Zafer Çam
El kiri çıkar, kalp kiri kalır
Atmışlı, yetmişli, seksenli yıllarda tüm köylü, kentli ailelerin arsında okuma yarışı vardı.
Okuyup adam olmak diye bir kavram konuşulurdu.
Falanın oğlu, kızı okumuş öğretmiş, hakim olmuş, doktor olmuş, mühendis olmuş aileler arsında konuşulurdu.
Okuyun takım elbiseli, Kravatlı bey efendi desinler işlerini hazır derlerdi. Bugün maşallah diplomalı boş gezen olmayan yok gibi.
Unuttukları bir şey vardı ürünler sahibi olun rızkınız ayağınıza gelin diyenlerde dışlanırdı.
Biz çocukken sanayiye gitmek için can atardık
Okuldan kaçmanın bahanesini arar, annemize babamıza sanayide çalışmak için adeta yalvarırdık. İşler değişti.
Bugün hayatına devam etmek için sanayiden kaçıyor. Çoğu bilgiyi öğrenmek bir yana, sanayinin adını duymaktan bile çekiniyor.
Geçtiğimiz günlerde babasıyla birlikte işlerimize gelen ortaokula yeni başlayan bir çocukla konuşma fırsatım oldu.
Sohbet arasında sordum: “Sanayinin havasını sevdin mi? Meslek sahibi ol, usta ol, gönder aramıza katıl. Belki geleceğin yaratımları, ustası sen olursun.”
Ama alıntı cevap ilginçti: “Benim elimi kirlenir, sanayi kirli…”
Evet, sanayi kirli. Elin, yüzün kirlenir. Ama unutmayın ki kiri olmayanın mesleği olmuyor.
Elin kırı çıkar; suyla sabunla yıkanır.” Ama haramın kiri, zayıfın hakkı olan elin kiri, o kolay kolay çıkmaz.
Bugün sanayiden, sanattan kaçan gençlik; maalesef emeğin değeri değil, temiz kalmanın yalnızca dış silahlarla ilgili olduğunu sanıyor.
Elin kirinden korkan bir gençlik büyüyor. Ama asıl korkmamız gereken el kiri değil, kalbe bulaşan kir.
Devleti soyup soğana çevirenlerin kiri çıkar mı? Yetimin parası yiyenlerin, faizle halkın kanını emenlerin yıkanması da o kir gider mi?
Maden ocağında canını dişine takıp çalışan babanın kiri, akşam eve gidince yıkanır ve gider.
Pazarda yük taşıyan hamalın kiri, çoluğunun çocuğunun yanında varınca anladılar.
Alın teriyle çalışan Tarlada çöktüğü çamuru üstüne sıçrayan köylünün kırı akar gider.
Ama haramla bulaşan, alın teri yerine kolay kazanca yönelenin kiri neyle mi karşılaştınız?
Ben o gençliği anlattım: “El kırı çıkar, yıkanınca geçilir. Ama kalp sıkışıyor... İşte o, ancak bedenden çıkıpça öğrenebilirler.”
Bilmiyorum, söylüyorum o genç kafasında bir iz bıraktı mı?
Ama şunu iyi bilin:
Toplum olarak elin kirinden değil, kalbin kirinden korkmayı öğrenmedikçe; ne sanayide usta yetişir, ne parçalar ayrılır, ne de helal rızıkla büyüyen bir nesil gelir.
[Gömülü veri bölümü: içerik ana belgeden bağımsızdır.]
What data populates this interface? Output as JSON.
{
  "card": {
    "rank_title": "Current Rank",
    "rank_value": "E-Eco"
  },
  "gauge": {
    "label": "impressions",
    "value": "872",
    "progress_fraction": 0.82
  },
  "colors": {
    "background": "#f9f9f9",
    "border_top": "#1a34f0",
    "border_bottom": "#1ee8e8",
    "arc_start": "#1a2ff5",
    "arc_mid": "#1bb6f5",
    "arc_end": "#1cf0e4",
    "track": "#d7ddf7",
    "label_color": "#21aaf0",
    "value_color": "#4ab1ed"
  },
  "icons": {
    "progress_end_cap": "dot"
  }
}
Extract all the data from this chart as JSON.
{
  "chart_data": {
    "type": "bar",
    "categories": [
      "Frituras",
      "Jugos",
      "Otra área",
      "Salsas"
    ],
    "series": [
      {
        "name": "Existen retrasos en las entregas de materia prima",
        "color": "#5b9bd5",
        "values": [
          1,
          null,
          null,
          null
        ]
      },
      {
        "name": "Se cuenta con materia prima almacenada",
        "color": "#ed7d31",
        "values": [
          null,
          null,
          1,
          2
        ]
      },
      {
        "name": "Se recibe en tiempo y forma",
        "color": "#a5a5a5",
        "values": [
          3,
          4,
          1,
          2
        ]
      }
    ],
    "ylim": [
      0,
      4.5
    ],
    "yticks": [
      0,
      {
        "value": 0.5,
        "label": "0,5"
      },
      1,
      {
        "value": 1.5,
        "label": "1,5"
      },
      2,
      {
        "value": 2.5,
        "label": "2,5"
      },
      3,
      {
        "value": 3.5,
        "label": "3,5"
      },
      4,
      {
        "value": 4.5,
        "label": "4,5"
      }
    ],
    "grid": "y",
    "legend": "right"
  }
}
Değerli okurlar el kiri yıkanır, kalp kiri kalır. Kiri olmayanın mesleği olmaz derler.
Şunu unutmayınız sanayinin kiri temiz, haramın kiri kalıcı. Önce insanda temiz el değil, temiz kalp gerek.
Şu bir gerçek ki “alın teri temizler, haram kirletir. El kirlenir, su temizler… Ya vicdanı ne temizler?
Türkçe karakter kullanılmayan ve büyük harflerle yazılmış yorumlar onaylanmamaktadır.